Apricot blend shrub rose cultivar

Rosa 'Crocus Rose' ( AUSquest) is an apricot blend shrub rose cultivar, created by British rose breeder David C. H. Austin inn 1992 and introduced into the UK by David Austin Roses Limited (UK) in 2000. The new rose was named for a health charity in the UK, The Crocus Trust.

==Description==
'Crocus Rose' is a medium, bushy shrub rose, 3 to 4 ft in height with a 2 to 3 ft spread, and arching stems. The rose has a strong tea rose fragrance. Its flowers are 4 to 5 in in diameter, with a very full (40+ petals), cupped bloom form. Bloom colour is pale yellow or pale apricot, fading to cream at the outer petals. As the flowers mature, petals pale to near white. Flowers are carried in small clusters. The plant blooms in flushes throughout the growing season. Leaves are medium in size, glossy and medium green. The plant is disease resistant.

==History==

===David Austin roses===
David C. H. Austin (1926–2018) was an award-winning rose breeder, nursery owner and writer from Shropshire, England. When he was young, he was attracted to the beauty of old garden roses, especially the Gallicas, the Centifolias and the Damasks, which were popular in nineteenth century France. Austin began breeding roses in the 1950s with the goal of creating new shrub rose varieties that would possess the best qualities of old garden roses while incorporating the long flowering characteristics of hybrid tea roses and floribundas.

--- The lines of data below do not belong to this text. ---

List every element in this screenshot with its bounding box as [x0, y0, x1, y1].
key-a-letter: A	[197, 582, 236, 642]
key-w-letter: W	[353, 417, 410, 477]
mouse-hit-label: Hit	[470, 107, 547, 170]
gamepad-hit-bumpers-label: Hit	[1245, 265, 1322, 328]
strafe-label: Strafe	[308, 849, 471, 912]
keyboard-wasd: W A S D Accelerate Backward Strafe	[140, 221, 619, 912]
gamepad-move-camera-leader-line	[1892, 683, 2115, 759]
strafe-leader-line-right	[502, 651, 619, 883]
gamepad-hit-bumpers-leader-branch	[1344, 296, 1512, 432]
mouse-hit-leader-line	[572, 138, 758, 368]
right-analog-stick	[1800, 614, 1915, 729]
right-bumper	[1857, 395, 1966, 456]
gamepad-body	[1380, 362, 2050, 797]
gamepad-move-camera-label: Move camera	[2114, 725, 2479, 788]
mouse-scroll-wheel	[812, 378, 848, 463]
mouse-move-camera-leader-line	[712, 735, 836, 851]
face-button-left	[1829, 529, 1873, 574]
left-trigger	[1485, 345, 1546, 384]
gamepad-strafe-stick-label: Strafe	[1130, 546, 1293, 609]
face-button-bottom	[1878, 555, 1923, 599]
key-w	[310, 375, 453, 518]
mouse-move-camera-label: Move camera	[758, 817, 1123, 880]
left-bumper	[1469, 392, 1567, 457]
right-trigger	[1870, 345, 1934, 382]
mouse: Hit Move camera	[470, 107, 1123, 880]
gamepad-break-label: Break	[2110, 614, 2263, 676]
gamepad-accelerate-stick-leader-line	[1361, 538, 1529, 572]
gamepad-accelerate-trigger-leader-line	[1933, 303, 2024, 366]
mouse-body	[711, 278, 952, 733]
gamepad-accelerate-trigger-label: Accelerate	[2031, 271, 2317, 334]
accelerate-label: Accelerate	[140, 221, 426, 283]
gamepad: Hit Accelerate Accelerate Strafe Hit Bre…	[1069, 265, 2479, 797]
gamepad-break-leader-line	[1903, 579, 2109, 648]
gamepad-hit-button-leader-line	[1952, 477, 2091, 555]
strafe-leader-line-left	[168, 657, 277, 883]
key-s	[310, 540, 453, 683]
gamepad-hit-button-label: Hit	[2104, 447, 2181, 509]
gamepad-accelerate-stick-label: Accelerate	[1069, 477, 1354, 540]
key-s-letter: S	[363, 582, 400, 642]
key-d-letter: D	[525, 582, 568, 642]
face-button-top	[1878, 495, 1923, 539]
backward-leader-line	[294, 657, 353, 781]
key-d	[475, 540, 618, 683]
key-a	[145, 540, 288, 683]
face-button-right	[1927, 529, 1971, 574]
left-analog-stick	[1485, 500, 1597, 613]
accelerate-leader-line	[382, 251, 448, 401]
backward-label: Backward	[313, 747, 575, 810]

His first commercially successful rose cultivar was 'Constance Spry', which he introduced in 1961. He created a new, informal class of roses in the 1960s, which he named "English Roses". Austin's roses are generally known today as "David Austin Roses". Austin attained international commercial success with his new rose varieties. Some of his most popular roses include 'Wife of Bath' (1969), 'Graham Thomas' (1983), 'Abraham Darby' (1985) and 'Gertrude Jekyll' (1986).

==='Crocus Rose' ===
Austin developed the cultivar from a cross between 'Golden Celebration' and an 'Unnamed seedling' in 1992. The new cultivar was introduced into the UK by David Austin Roses Limited (UK) in 2000. The cultivar was named for The Crocus Trust, a charity in the UK established to increase public awareness of colorectal cancer.